District Attorney Sutherland (William Gould) is up for re-election. He appears on Swifty Taylor’s radio broadcast as part of his bid for office. In his speech he talks about the last twelve criminals that he put behind bars. He says that he will be issuing an indictment on the thirteenth criminal tomorrow. He has a list of people and one of them is the chosen bad guy. He mentions several people that he has been investigating. He says one of these people will be the thirteenth man.

Among the chosen few are: Henry L. Martin (John Dilson), the man running against the DA for the office, Louis Cristy (Matty Fain), the nightclub owner, George Crandall (Warner Richmond), who runs crooked gambling machines, and Dr. Randolph Gorman (Sidney D’Albrook)who he suspects of graft at his hospital.

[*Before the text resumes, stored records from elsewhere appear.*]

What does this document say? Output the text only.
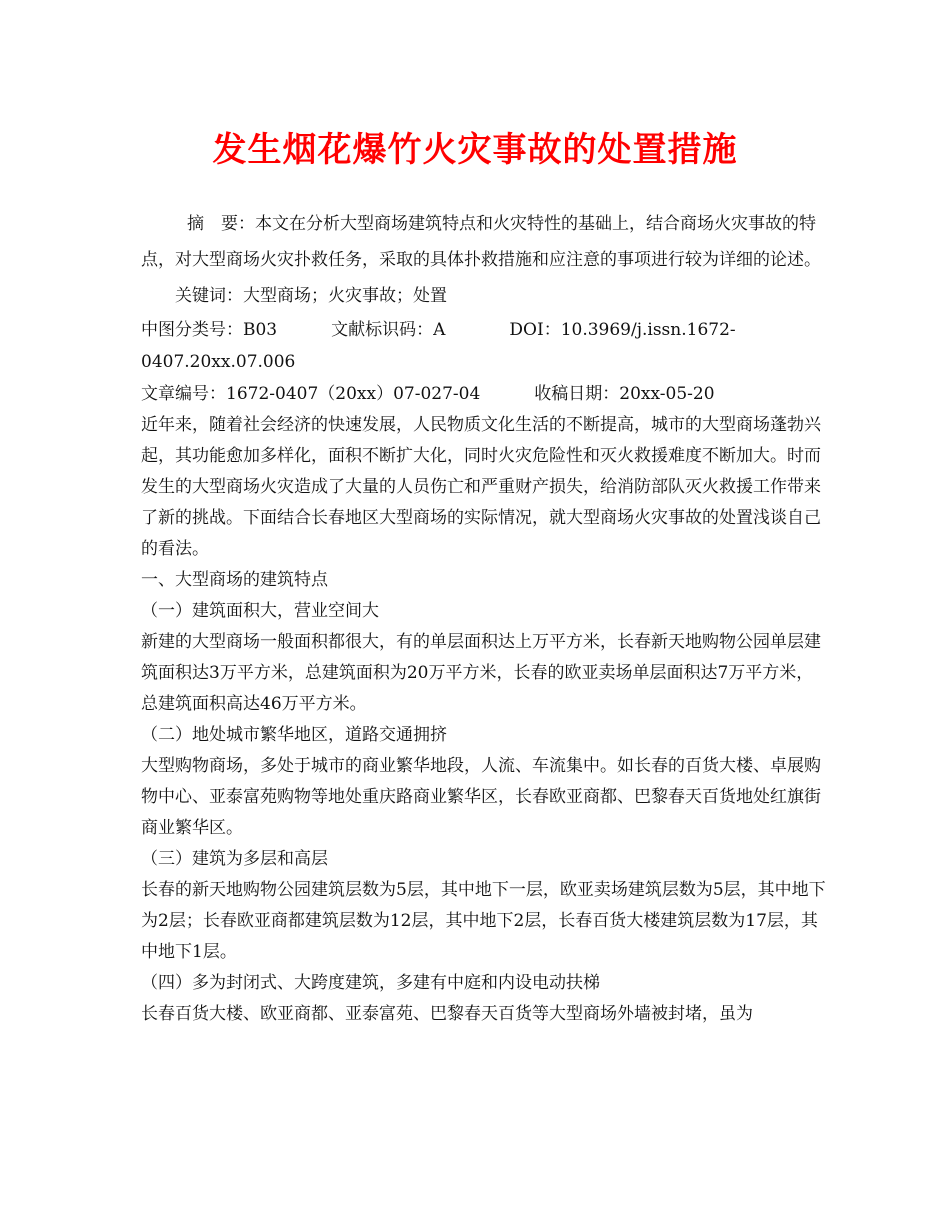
发生烟花爆竹火灾事故的处置措施

摘　要：本文在分析大型商场建筑特点和火灾特性的基础上，结合商场火灾事故的特点，对大型商场火灾扑救任务，采取的具体扑救措施和应注意的事项进行较为详细的论述。关键词：大型商场；火灾事故；处置

中图分类号：B03	文献标识码：A	DOI：10.3969/j.issn.1672-0407.20xx.07.006

文章编号：1672-0407（20xx）07-027-04	收稿日期：20xx-05-20

近年来，随着社会经济的快速发展，人民物质文化生活的不断提高，城市的大型商场蓬勃兴起，其功能愈加多样化，面积不断扩大化，同时火灾危险性和灭火救援难度不断加大。时而发生的大型商场火灾造成了大量的人员伤亡和严重财产损失，给消防部队灭火救援工作带来了新的挑战。下面结合长春地区大型商场的实际情况，就大型商场火灾事故的处置浅谈自己的看法。

一、大型商场的建筑特点

（一）建筑面积大，营业空间大

新建的大型商场一般面积都很大，有的单层面积达上万平方米，长春新天地购物公园单层建筑面积达3万平方米，总建筑面积为20万平方米，长春的欧亚卖场单层面积达7万平方米，总建筑面积高达46万平方米。

（二）地处城市繁华地区，道路交通拥挤

大型购物商场，多处于城市的商业繁华地段，人流、车流集中。如长春的百货大楼、卓展购物中心、亚泰富苑购物等地处重庆路商业繁华区，长春欧亚商都、巴黎春天百货地处红旗街商业繁华区。

（三）建筑为多层和高层

长春的新天地购物公园建筑层数为5层，其中地下一层，欧亚卖场建筑层数为5层，其中地下为2层；长春欧亚商都建筑层数为12层，其中地下2层，长春百货大楼建筑层数为17层，其中地下1层。

（四）多为封闭式、大跨度建筑，多建有中庭和内设电动扶梯

长春百货大楼、欧亚商都、亚泰富苑、巴黎春天百货等大型商场外墙被封堵，虽为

That night the DA is at the fights. Also there are the chosen few. When the fight ends and the final count is said the DA slumps over dead. The preliminary cause of death appears to be a heart attack but the final word is murder. The DA was killed by a poisoned dart dipped in curare.

When another radio investigator, Jimmy Moran (Milburn Stone), is murdered Swifty vows to find the murderer and bring him to justice.

“The Thirteenth Man” was released in 1937 and was directed by William Nigh. The movie is your average 1930’s pot boiler. The method of murder is obscure, a poison dart from a blow gun in a busy area. The cast of suspects are the usual hoods and low lives. The reveal of the murderer is the typical get everyone in a room situation. All the usual who-done-it tropes are represented.

The plot is decent and the acting OK for mostly B actors. Milburn Stone was the only one I recognized and that was from “Gunsmoke” and a few other B pictures. There is a fair amount of action and lots of quick patter between the characters. The film is not bad at all. There is a certain amount of news reporter as detective charm that is emblematic of the 30’s mystery genre.

It is considered the first film Monogram did after it reformed. At one point Monogram joined Liberty and Mascot Pictures to form Republic but that didn’t last long. Supposedly this film had been started in 1935 and was shelved until 1937 when Monogram went out on its own again. I’m not sure how important that little tidbit is since Monogram was still a low budget independent film company before and after the merger.